I had prepared a speech. A thoughtful, human-centered appeal. I spoke about jobs, about my pride in our state’s manufacturing base, about the companies such as Toray Plastics (America) Inc., Teknor Apex Co., and Cooley Inc. that have chosen Rhode Island – not because it’s the easiest or cheapest place to do business, but because we promised partnership, predictability and a mutual commitment to the long game.
But what I didn’t bring – and should have – was a truckload of hard data. A map of unintended consequences. A red pen to mark up the holes in the bill’s modeling. Because the folks who spoke before me? They weren’t just concerned citizens or policy wonks. They were, in some cases, selling something. The system, it turns out, isn’t just about public interest; it’s also about market share.
One of my own state representatives, Carrol Hagan McEntee, asked in visible frustration why people hadn’t weighed in during the public comment window. My answer was simple, and true; most business owners are underwater, still clawing back from COVID-19, battling inflation, dealing with workforce shortages and energy spikes, and regulatory whiplash. We didn’t ignore the bill. We just couldn’t see the fire until it hit the tree line.
But here’s the kicker: None of that is a reason to sit this out. In fact, it’s the very reason to show up.
Yes, I felt like I brought a harmonica to a brass band. Yes, I needed more time, more facts, more firepower. But I also brought something else: a genuine desire to help shape good policy. To remind the people inside the marble dome that businesses, when healthy, help fund schools, clean up rivers and create the very future these bills are meant to protect.
The truth is, Rhode Island loves jobs. We just seem to have a complicated relationship with employers.

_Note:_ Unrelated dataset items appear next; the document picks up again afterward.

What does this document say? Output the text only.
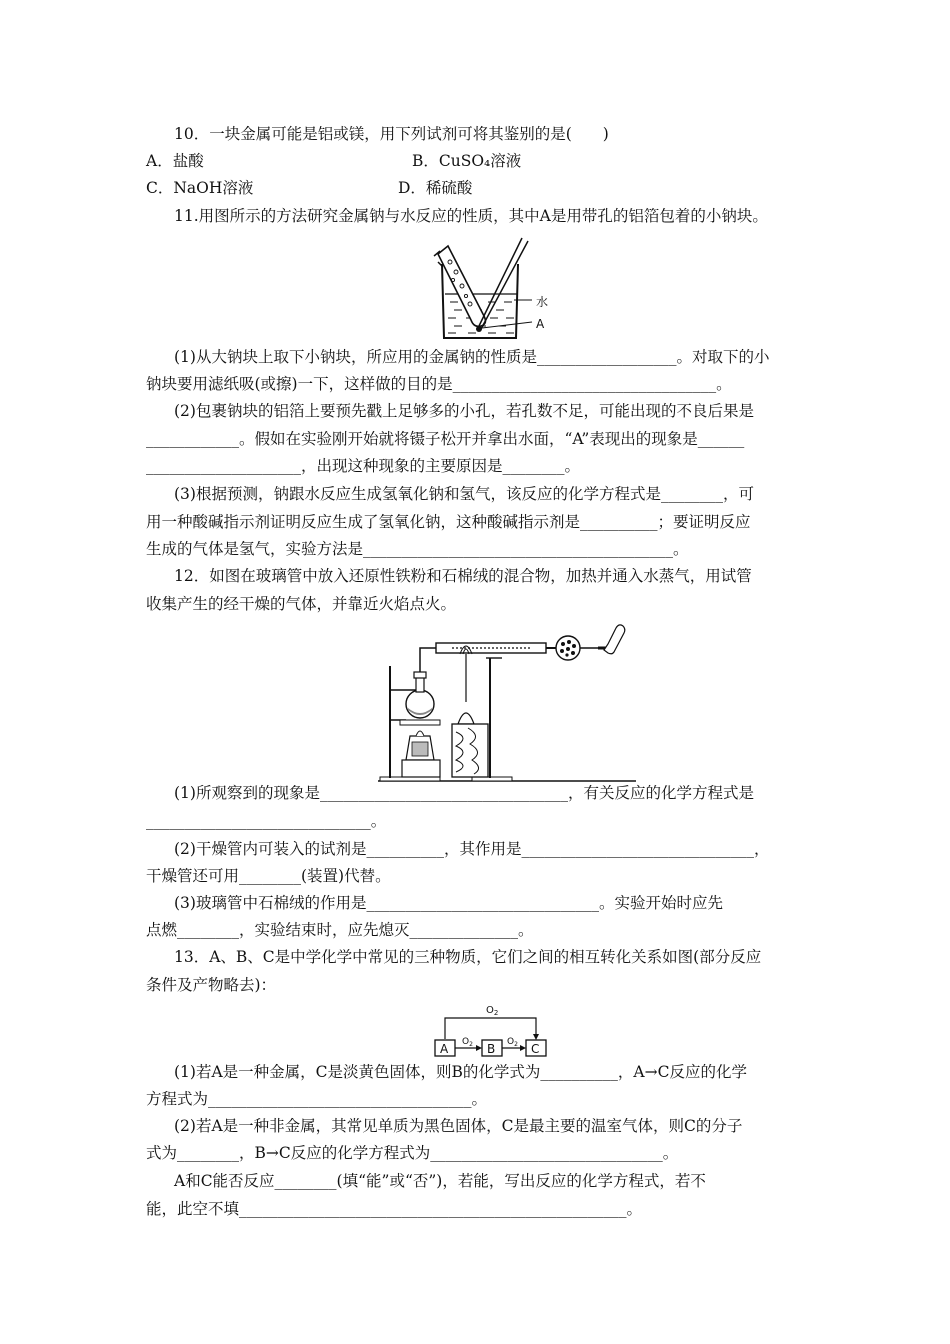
10．一块金属可能是铝或镁，用下列试剂可将其鉴别的是(　　)
A．盐酸	B．CuSO₄溶液
C．NaOH溶液	D．稀硫酸
11.用图所示的方法研究金属钠与水反应的性质，其中A是用带孔的铝箔包着的小钠块。
水
A
(1)从大钠块上取下小钠块，所应用的金属钠的性质是__________________。对取下的小
钠块要用滤纸吸(或擦)一下，这样做的目的是__________________________________。
(2)包裹钠块的铝箔上要预先戳上足够多的小孔，若孔数不足，可能出现的不良后果是
____________。假如在实验刚开始就将镊子松开并拿出水面，“A”表现出的现象是______
____________________，出现这种现象的主要原因是________。
(3)根据预测，钠跟水反应生成氢氧化钠和氢气，该反应的化学方程式是________，可
用一种酸碱指示剂证明反应生成了氢氧化钠，这种酸碱指示剂是__________；要证明反应
生成的气体是氢气，实验方法是________________________________________。
12．如图在玻璃管中放入还原性铁粉和石棉绒的混合物，加热并通入水蒸气，用试管
收集产生的经干燥的气体，并靠近火焰点火。
(1)所观察到的现象是________________________________，有关反应的化学方程式是
_____________________________。
(2)干燥管内可装入的试剂是__________，其作用是______________________________，
干燥管还可用________(装置)代替。
(3)玻璃管中石棉绒的作用是______________________________。实验开始时应先
点燃________，实验结束时，应先熄灭______________。
13．A、B、C是中学化学中常见的三种物质，它们之间的相互转化关系如图(部分反应
条件及产物略去)：
$O_2$
A	B	C
$O_2$	$O_2$
(1)若A是一种金属，C是淡黄色固体，则B的化学式为__________，A→C反应的化学
方程式为__________________________________。
(2)若A是一种非金属，其常见单质为黑色固体，C是最主要的温室气体，则C的分子
式为________，B→C反应的化学方程式为______________________________。
A和C能否反应________(填“能”或“否”)，若能，写出反应的化学方程式，若不
能，此空不填__________________________________________________。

What I learned in that hearing room is that legislation is not an idea, it’s an instrument. It has weight. Balance. And if it’s forged without the hands of those who live with its consequences, it bends badly.
So here’s my call to action, not just to fellow business leaders but to any Rhode Islander who’s ever grumbled about a law that didn’t make sense: Show up. Testify. Write. Email. Walk those halls.
Be respectful. Be brief. But be there.
Because if you’re not in the room, someone else is shaping your future. And they just might be selling it, too.
Karl Wadensten is CEO and president of VIBCO Inc. in Richmond and a board member at R.I. Commerce Corp.